Worryingly to man, Britain has a track record of losing cases in the European courts – a fact that doesn't bode well for the new internal human rights laws should they become implemented.
Cameron has announced that he will first try to renegotiate the terms of the U.K.'s membership of the European Convention on Human Rights. If Strasbourg rejects these proposals, Britain will withdraw from the ECHR and reject the HRA.
“Now our plans, set out in our manifesto, don’t involve us leaving the European Convention on Human Rights,” Cameron told parliament. “But let’s be absolutely clear. If we can’t achieve what we need – and I’m very clear about that when we’ve got these foreign criminals committing offense after offense and we can’t send them home because of their right to a family life – that needs to change. And I rule out absolutely nothing in getting that done.”
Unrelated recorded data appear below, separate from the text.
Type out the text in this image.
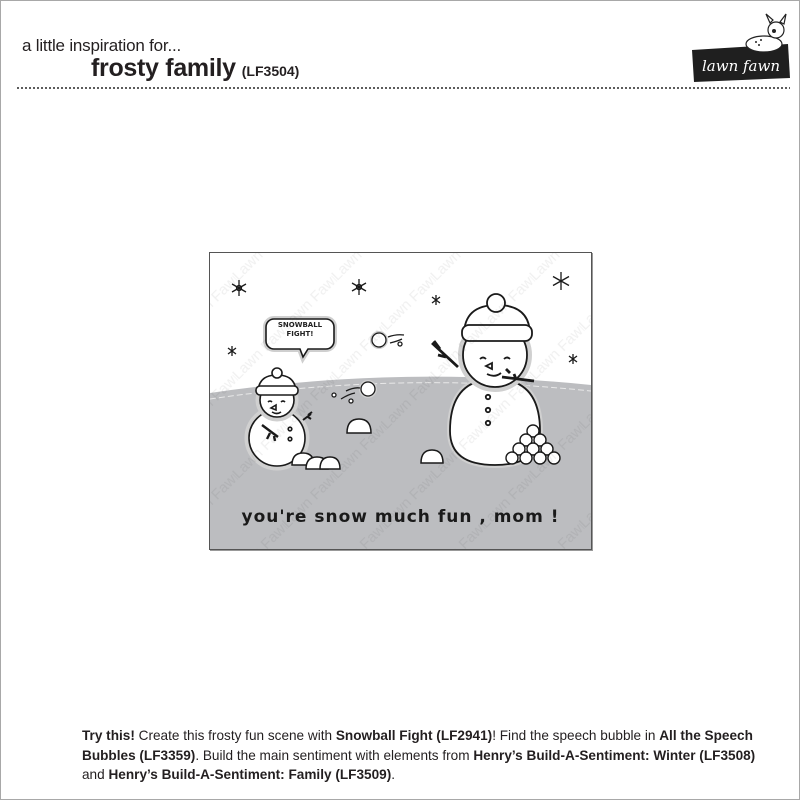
a little inspiration for...
frosty family (LF3504)	lawn fawn
SNOWBALL FIGHT!
you're snow much fun , mom !
Try this! Create this frosty fun scene with Snowball Fight (LF2941)! Find the speech bubble in All the Speech Bubbles (LF3359). Build the main sentiment with elements from Henry’s Build-A-Sentiment: Winter (LF3508) and Henry’s Build-A-Sentiment: Family (LF3509).
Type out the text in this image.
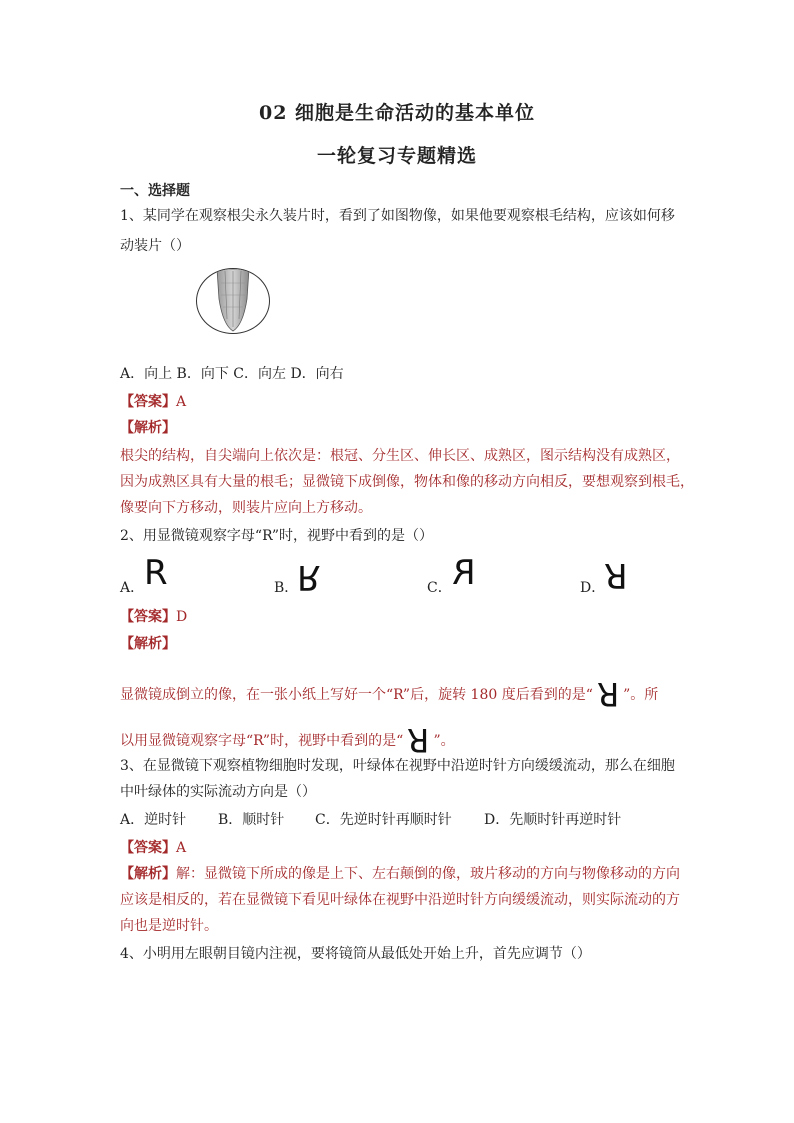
02 细胞是生命活动的基本单位
一轮复习专题精选
一、选择题
1、某同学在观察根尖永久装片时，看到了如图物像，如果他要观察根毛结构，应该如何移
动装片（）
A．向上 B．向下 C．向左 D．向右
【答案】A
【解析】
根尖的结构，自尖端向上依次是：根冠、分生区、伸长区、成熟区，图示结构没有成熟区，
因为成熟区具有大量的根毛；显微镜下成倒像，物体和像的移动方向相反，要想观察到根毛，
像要向下方移动，则装片应向上方移动。
2、用显微镜观察字母“R”时，视野中看到的是（）
A． R	B．
R	C． R	D．
R
【答案】D
【解析】
显微镜成倒立的像，在一张小纸上写好一个“R”后，旋转 180 度后看到的是“ R ”。所
以用显微镜观察字母“R”时，视野中看到的是“ R ”。
3、在显微镜下观察植物细胞时发现，叶绿体在视野中沿逆时针方向缓缓流动，那么在细胞
中叶绿体的实际流动方向是（）
A．逆时针 B．顺时针 C．先逆时针再顺时针 D．先顺时针再逆时针
【答案】A
【解析】解：显微镜下所成的像是上下、左右颠倒的像，玻片移动的方向与物像移动的方向
应该是相反的，若在显微镜下看见叶绿体在视野中沿逆时针方向缓缓流动，则实际流动的方
向也是逆时针。
4、小明用左眼朝目镜内注视，要将镜筒从最低处开始上升，首先应调节（）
But isolating Britain's legal system will not simply affect Britain. It will also mean that U.K. citizens won't have a say in laws across the rest of Europe, nor present a united front when challenging laws in other parts of the world. The Human Rights Act protects those who have sought asylum or who have come to make a better life in the U.K., rather than showing bias to natives. It also prevents the extradition of immigrants to countries where they might find their human rights under attack.
Campaigners are pushing for a referendum on the proposal to scrap the HRA so that the whole British public can decide the issue, rather than just the 36% who voted Tory. However, Cameron's rhetoric suggests there is not much hope of this idea coming to fruition. He even used last month's 800th anniversary of the sealing of the Magna Carta to promote the Bill of Rights and repeal the HRA, saying: “The good name of ‘human rights’ has sometimes become distorted and devalued. It falls to us in this generation to restore the reputation of those rights and their critical underpinning of our legal system.”
Shami Chakrabarti, director of a leading human rights charity, Liberty, summed up the audacity of Cameron's statement with the words: "The Prime Minister could give a masterclass in bare-faced cheek, using Magna Carta day to denigrate our Human Rights Act. But we will take no lessons in rights and freedoms from a leader who wants to dilute them to the detriment of everyone in the U.K. and [the] wider watching world."